Guía completa
Por qué el uso de polígono y ciudad pasa factura al mantenimiento
Una revisión completa cuesta entre 95 y 190 euros. La avería que se ahorra haciéndola a tiempo cuesta varias veces eso. El tráfico del corredor del Henares —con muchos arranques y paradas por los polígonos y la entrada a Madrid— exige más al motor que un trayecto llano continuo, y eso se nota antes en el aceite de lo que mucha gente espera.
El aceite del motor no es solo lubricante: lleva aditivos que protegen contra el desgaste, la oxidación y los depósitos en el turbo. Cuando ese aceite se degrada, esos aditivos pierden efecto y el motor empieza a sufrir sin que se note a simple vista.
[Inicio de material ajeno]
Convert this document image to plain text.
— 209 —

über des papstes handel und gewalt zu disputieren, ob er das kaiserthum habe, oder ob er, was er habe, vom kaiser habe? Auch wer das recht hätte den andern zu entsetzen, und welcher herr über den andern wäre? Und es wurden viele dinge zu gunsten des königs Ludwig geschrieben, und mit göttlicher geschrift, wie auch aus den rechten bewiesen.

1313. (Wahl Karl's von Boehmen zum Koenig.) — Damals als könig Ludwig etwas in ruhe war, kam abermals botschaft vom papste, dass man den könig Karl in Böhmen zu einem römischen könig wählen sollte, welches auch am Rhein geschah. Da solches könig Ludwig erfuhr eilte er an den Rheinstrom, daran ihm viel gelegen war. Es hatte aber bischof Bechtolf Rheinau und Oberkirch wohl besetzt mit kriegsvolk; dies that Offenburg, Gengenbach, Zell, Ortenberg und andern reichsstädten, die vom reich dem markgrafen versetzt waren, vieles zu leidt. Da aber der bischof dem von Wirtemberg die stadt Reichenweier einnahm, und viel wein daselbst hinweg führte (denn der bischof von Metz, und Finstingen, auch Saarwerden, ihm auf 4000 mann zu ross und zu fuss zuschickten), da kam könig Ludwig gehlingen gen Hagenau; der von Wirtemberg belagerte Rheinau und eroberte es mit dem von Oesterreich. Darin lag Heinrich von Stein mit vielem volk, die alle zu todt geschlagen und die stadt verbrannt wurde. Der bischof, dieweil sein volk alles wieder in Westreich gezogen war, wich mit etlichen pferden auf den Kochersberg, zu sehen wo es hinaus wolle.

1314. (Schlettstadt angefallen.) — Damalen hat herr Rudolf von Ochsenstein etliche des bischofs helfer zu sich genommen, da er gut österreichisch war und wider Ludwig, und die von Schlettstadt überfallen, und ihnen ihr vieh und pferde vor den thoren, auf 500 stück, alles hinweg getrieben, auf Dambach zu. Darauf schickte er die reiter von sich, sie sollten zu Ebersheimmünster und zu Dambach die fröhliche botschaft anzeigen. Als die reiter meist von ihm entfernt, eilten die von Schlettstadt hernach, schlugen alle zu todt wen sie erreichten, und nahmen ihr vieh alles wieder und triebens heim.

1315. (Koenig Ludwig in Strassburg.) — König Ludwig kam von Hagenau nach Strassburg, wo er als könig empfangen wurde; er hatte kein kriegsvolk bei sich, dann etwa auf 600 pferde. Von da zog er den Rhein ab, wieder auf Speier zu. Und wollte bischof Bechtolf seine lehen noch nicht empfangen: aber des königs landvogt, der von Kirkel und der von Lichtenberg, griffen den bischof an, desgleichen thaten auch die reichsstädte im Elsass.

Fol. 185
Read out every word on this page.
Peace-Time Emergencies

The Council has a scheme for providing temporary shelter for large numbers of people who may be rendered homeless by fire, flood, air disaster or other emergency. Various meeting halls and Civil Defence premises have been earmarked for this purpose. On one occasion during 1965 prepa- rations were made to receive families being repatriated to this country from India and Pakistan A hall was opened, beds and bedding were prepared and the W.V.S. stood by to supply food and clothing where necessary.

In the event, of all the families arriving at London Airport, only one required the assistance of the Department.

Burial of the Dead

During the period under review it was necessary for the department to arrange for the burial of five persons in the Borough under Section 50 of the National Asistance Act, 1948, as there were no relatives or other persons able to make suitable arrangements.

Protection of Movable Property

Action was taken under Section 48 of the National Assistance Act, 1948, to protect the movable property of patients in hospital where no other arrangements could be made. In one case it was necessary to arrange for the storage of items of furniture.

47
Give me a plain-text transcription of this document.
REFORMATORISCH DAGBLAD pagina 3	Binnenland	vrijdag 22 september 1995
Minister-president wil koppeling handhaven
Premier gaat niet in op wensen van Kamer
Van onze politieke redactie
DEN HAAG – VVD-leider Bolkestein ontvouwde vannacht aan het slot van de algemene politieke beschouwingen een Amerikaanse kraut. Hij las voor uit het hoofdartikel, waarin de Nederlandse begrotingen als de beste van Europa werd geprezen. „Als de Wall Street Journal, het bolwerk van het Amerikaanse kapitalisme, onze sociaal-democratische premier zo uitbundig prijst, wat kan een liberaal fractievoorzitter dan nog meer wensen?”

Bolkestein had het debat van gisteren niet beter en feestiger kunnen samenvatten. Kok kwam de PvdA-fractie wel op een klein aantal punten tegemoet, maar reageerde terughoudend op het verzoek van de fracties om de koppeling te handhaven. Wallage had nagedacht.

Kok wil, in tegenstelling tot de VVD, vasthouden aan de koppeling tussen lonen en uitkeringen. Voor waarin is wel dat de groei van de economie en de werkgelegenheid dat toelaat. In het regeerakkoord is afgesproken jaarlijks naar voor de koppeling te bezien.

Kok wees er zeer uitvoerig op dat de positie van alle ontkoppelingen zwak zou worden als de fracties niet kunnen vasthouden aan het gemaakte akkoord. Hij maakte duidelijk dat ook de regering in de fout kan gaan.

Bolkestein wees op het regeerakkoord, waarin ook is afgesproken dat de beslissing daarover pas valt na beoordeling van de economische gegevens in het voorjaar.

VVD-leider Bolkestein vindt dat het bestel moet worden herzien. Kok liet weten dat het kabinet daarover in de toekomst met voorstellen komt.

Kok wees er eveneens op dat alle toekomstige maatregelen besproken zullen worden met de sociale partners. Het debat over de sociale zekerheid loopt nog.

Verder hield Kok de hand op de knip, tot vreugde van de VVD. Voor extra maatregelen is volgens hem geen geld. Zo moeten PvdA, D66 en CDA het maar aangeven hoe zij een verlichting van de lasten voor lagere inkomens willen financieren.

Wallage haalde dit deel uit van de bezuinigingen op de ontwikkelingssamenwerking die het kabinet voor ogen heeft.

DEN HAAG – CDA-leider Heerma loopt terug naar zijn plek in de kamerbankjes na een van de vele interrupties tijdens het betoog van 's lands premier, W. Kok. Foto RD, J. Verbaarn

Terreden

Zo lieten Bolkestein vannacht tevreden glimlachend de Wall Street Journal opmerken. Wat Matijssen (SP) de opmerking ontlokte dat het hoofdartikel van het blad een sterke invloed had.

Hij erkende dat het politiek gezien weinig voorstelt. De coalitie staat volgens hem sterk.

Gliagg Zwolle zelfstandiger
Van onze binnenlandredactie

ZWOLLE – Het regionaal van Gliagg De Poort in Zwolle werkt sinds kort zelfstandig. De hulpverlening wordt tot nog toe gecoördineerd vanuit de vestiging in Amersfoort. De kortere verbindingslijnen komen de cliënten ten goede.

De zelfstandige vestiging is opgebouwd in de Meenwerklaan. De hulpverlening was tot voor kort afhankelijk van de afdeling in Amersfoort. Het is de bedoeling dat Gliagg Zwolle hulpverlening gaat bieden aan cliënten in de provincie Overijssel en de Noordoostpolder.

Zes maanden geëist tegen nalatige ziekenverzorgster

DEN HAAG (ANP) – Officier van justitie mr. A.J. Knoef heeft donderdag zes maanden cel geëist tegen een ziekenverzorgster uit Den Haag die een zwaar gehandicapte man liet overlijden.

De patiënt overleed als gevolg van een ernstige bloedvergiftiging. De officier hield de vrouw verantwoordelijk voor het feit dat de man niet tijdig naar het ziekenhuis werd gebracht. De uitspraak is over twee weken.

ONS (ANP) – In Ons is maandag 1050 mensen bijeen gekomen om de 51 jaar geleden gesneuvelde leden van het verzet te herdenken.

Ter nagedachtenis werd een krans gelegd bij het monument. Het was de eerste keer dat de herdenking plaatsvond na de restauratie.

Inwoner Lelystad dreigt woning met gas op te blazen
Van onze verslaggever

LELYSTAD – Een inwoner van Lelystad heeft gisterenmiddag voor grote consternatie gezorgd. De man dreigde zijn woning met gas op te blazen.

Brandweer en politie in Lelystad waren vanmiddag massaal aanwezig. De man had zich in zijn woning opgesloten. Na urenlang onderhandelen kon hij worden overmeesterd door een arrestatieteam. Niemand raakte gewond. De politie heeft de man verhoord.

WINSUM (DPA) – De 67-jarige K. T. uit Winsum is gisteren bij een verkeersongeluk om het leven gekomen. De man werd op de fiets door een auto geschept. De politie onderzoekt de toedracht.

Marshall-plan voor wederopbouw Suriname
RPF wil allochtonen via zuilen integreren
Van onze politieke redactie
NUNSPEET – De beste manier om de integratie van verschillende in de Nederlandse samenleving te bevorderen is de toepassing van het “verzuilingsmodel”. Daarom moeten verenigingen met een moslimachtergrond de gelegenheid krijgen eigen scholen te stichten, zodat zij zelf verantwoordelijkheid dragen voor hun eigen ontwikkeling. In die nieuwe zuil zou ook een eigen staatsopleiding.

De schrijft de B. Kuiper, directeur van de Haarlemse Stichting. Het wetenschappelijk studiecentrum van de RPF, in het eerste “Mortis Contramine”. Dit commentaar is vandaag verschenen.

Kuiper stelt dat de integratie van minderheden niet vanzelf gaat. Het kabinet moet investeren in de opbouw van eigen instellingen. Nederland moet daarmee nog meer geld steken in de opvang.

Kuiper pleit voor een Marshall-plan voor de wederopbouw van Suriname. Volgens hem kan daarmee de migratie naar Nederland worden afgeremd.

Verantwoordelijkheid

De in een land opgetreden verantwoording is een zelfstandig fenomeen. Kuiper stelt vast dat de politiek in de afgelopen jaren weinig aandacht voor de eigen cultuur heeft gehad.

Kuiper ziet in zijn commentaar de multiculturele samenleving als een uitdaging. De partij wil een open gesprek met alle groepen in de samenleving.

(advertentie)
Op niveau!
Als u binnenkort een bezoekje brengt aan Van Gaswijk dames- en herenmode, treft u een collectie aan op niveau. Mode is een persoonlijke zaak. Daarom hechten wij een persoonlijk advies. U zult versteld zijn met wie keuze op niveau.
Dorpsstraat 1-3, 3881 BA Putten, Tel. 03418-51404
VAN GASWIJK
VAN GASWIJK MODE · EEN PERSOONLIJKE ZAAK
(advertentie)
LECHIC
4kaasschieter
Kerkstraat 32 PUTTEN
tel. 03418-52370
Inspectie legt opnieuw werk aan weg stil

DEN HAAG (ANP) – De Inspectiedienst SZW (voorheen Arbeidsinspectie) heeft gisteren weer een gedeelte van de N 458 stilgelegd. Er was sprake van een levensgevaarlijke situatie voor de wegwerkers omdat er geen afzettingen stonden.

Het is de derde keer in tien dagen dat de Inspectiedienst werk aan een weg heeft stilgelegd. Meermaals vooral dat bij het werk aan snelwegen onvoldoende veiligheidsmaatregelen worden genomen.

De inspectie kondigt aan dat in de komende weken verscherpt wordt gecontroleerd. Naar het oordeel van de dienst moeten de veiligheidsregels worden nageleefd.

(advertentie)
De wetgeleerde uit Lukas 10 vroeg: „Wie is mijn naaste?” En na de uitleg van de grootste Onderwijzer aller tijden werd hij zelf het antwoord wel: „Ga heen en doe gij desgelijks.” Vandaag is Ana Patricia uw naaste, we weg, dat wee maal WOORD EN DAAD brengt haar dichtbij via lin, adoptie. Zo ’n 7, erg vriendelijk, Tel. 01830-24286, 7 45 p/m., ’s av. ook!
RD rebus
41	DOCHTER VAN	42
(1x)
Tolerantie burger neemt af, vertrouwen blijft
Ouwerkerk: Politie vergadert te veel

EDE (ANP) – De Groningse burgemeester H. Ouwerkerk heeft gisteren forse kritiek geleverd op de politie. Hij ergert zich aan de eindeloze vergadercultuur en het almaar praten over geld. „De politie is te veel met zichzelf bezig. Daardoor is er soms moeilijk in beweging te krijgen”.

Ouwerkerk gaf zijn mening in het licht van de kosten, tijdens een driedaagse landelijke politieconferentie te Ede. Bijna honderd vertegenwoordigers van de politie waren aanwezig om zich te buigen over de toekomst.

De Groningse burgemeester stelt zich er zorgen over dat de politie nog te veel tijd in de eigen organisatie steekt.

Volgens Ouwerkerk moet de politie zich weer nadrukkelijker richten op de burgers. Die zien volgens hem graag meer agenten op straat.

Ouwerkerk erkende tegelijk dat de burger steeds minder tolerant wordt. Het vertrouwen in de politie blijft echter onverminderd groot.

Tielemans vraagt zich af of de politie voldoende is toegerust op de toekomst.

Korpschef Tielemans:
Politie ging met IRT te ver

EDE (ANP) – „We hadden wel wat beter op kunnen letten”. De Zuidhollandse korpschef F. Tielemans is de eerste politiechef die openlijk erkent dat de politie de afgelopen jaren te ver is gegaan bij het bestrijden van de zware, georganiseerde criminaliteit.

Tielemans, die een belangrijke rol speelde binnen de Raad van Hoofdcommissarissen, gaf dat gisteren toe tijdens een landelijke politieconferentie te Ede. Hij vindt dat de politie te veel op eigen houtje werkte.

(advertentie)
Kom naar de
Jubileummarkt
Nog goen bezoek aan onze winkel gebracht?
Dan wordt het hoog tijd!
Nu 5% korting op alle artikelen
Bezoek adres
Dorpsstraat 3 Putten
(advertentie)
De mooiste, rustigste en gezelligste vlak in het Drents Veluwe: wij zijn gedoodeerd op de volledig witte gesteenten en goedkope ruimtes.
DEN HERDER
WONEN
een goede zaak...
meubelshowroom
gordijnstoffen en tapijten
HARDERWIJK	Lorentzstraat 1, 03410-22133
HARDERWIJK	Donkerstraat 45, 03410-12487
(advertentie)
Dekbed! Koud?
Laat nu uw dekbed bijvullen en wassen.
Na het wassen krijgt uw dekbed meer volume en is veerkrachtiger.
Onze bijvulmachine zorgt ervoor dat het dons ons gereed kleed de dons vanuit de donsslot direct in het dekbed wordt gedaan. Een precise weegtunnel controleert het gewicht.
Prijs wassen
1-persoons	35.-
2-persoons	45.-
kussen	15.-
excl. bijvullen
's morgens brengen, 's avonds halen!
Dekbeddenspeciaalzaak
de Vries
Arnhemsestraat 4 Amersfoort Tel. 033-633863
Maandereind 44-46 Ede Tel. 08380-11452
Lo que incluye la revisión
Se sigue el plan oficial del fabricante: el aceite con la especificación exacta que pide el motor y filtros de referencia homologada. Además del aceite y los filtros que toquen, se hace una comprobación visual de 30 puntos: pastillas y discos de freno, dirección, suspensión, niveles y testigos del cuadro.
Qué cambia frente a llevarlo al concesionario
El libro de mantenimiento se sella conforme al plan oficial, así que la garantía del fabricante no se ve afectada, y el presupuesto se cierra antes de tocar el coche.
Cuándo conviene venir
Como referencia: diésel, cada 15.000-20.000 km o un año; gasolina, cada 10.000-15.000 km o un año. Si el coche pasa de 100.000 km y no ha tenido un chequeo a fondo, tráelo — se dice cómo está de verdad y qué toca, por orden de urgencia.